Indeed, these are very wise words and advice worth heeding. Which of them resonated for you? Your thoughts?

PuRpose-filled emojis

Adria Marlowe, MA ’17

The use of emojis is exploding, but to what end? Do these adorable little illustrations serve any purpose at all? According to May 2017 Hofstra graduate Adria Marlowe, they sure do.

PR Nation is featuring graduate students’ capstone projects, a requirement to earn a master’s degrees in public relations at Hofstra. Adria’s paper, “Symbolic Images and Lasting Impressions: Can emojis influence millennials’ brand perception and affinity?” analyzed “the evolution of emojis into a mainstream form of communication” and looked for “examples of brands that have employed emojis in their communication strategies.”
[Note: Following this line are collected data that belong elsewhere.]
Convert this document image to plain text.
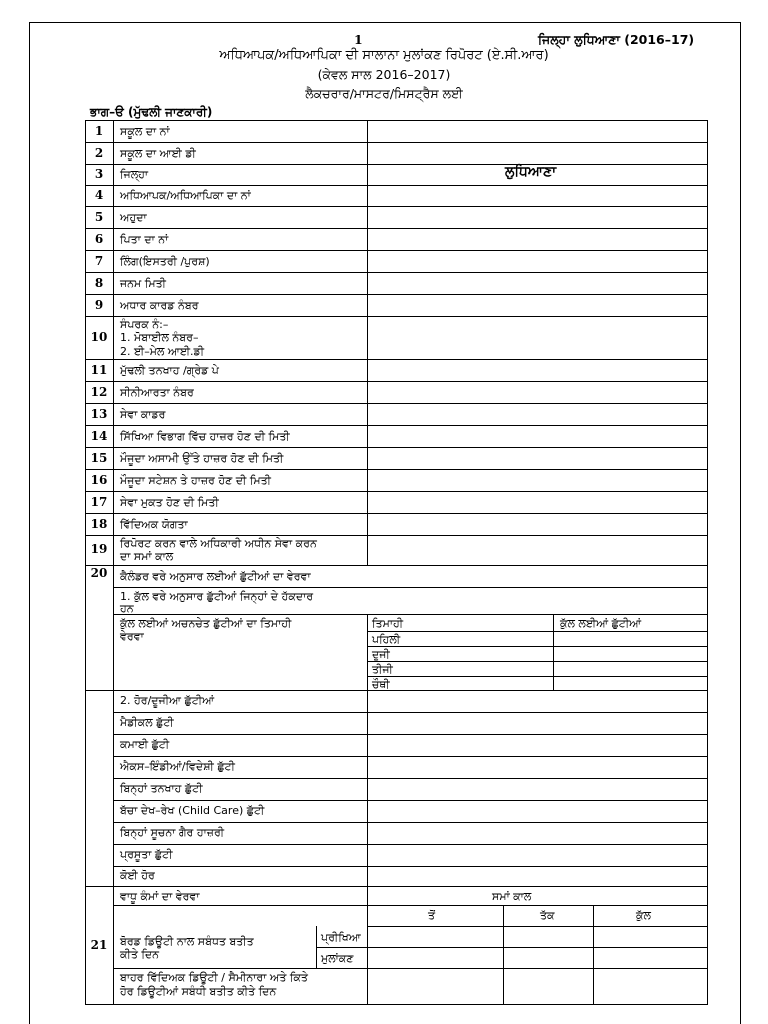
1	ਜਿਲ੍ਹਾ ਲੁਧਿਆਣਾ (2016–17)
ਅਧਿਆਪਕ/ਅਧਿਆਪਿਕਾ ਦੀ ਸਾਲਾਨਾ ਮੁਲਾਂਕਣ ਰਿਪੋਰਟ (ਏ.ਸੀ.ਆਰ)
(ਕੇਵਲ ਸਾਲ 2016–2017)
ਲੈਕਚਰਾਰ/ਮਾਸਟਰ/ਮਿਸਟ੍ਰੈਸ ਲਈ
ਭਾਗ–ੳ (ਮੁੱਢਲੀ ਜਾਣਕਾਰੀ)
1	ਸਕੂਲ ਦਾ ਨਾਂ
2	ਸਕੂਲ ਦਾ ਆਈ ਡੀ
3	ਜਿਲ੍ਹਾ	ਲੁਧਿਆਣਾ
4	ਅਧਿਆਪਕ/ਅਧਿਆਪਿਕਾ ਦਾ ਨਾਂ
5	ਅਹੁਦਾ
6	ਪਿਤਾ ਦਾ ਨਾਂ
7	ਲਿੰਗ(ਇਸਤਰੀ /ਪੁਰਸ਼)
8	ਜਨਮ ਮਿਤੀ
9	ਅਧਾਰ ਕਾਰਡ ਨੰਬਰ
10
ਸੰਪਰਕ ਨੰ:–
1. ਮੋਬਾਈਲ ਨੰਬਰ–
2. ਈ–ਮੇਲ ਆਈ.ਡੀ
11	ਮੁੱਢਲੀ ਤਨਖਾਹ /ਗ੍ਰੇਡ ਪੇ
12	ਸੀਨੀਆਰਤਾ ਨੰਬਰ
13	ਸੇਵਾ ਕਾਡਰ
14	ਸਿੱਖਿਆ ਵਿਭਾਗ ਵਿੱਚ ਹਾਜ਼ਰ ਹੋਣ ਦੀ ਮਿਤੀ
15	ਮੌਜੂਦਾ ਅਸਾਮੀ ਉੱਤੇ ਹਾਜ਼ਰ ਹੋਣ ਦੀ ਮਿਤੀ
16	ਮੌਜੂਦਾ ਸਟੇਸ਼ਨ ਤੇ ਹਾਜ਼ਰ ਹੋਣ ਦੀ ਮਿਤੀ
17	ਸੇਵਾ ਮੁਕਤ ਹੋਣ ਦੀ ਮਿਤੀ
18	ਵਿੱਦਿਅਕ ਯੋਗਤਾ
19	ਰਿਪੋਰਟ ਕਰਨ ਵਾਲੇ ਅਧਿਕਾਰੀ ਅਧੀਨ ਸੇਵਾ ਕਰਨ
ਦਾ ਸਮਾਂ ਕਾਲ
20	ਕੈਲੰਡਰ ਵਰੇ ਅਨੁਸਾਰ ਲਈਆਂ ਛੁੱਟੀਆਂ ਦਾ ਵੇਰਵਾ
1. ਕੁੱਲ ਵਰੇ ਅਨੁਸਾਰ ਛੁੱਟੀਆਂ ਜਿਨ੍ਹਾਂ ਦੇ ਹੱਕਦਾਰ
ਹਨ
ਕੁੱਲ ਲਈਆਂ ਅਚਨਚੇਤ ਛੁੱਟੀਆਂ ਦਾ ਤਿਮਾਹੀ
ਵੇਰਵਾ
ਤਿਮਾਹੀ	ਕੁੱਲ ਲਈਆਂ ਛੁੱਟੀਆਂ
ਪਹਿਲੀ
ਦੂਜੀ
ਤੀਜੀ
ਚੌਥੀ
2. ਹੋਰ/ਦੂਜੀਆ ਛੁੱਟੀਆਂ
ਮੈਡੀਕਲ ਛੁੱਟੀ
ਕਮਾਈ ਛੁੱਟੀ
ਐਕਸ–ਇੰਡੀਆਂ/ਵਿਦੇਸ਼ੀ ਛੁੱਟੀ
ਬਿਨ੍ਹਾਂ ਤਨਖਾਹ ਛੁੱਟੀ
ਬੱਚਾ ਦੇਖ–ਰੇਖ (Child Care) ਛੁੱਟੀ
ਬਿਨ੍ਹਾਂ ਸੂਚਨਾ ਗੈਰ ਹਾਜ਼ਰੀ
ਪ੍ਰਸੂਤਾ ਛੁੱਟੀ
ਕੋਈ ਹੋਰ
21
ਵਾਧੂ ਕੰਮਾਂ ਦਾ ਵੇਰਵਾ	ਸਮਾਂ ਕਾਲ
ਤੋਂ	ਤੱਕ	ਕੁੱਲ
ਬੋਰਡ ਡਿਊਟੀ ਨਾਲ ਸਬੰਧਤ ਬਤੀਤ
ਕੀਤੇ ਦਿਨ
ਪ੍ਰੀਖਿਆ
ਮੁਲਾਂਕਣ
ਬਾਹਰ ਵਿੱਦਿਅਕ ਡਿਊਟੀ / ਸੈਮੀਨਾਰਾ ਅਤੇ ਕਿਤੇ
ਹੋਰ ਡਿਊਟੀਆਂ ਸਬੰਧੀ ਬਤੀਤ ਕੀਤੇ ਦਿਨ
The use of emojis is relatively new. Since 2010, “there are now 1,851 Unicode emoji,” according to Adria, “and every year the Unicode Consortium, a nonprofit corporation devoted to developing, maintaining, and promoting software internationalization standards and data, reviews proposals for and decides which new emojis will be released.”

I found Adria’s comparison of emojis to ancient symbols fascinating. “Some linguists consider emoji symbols to be an evolution of early pictographic language…by making the correlation between emojis and 40,000-year-old cave paintings and Egyptian hieroglyphics that told stories using pictures and other images.”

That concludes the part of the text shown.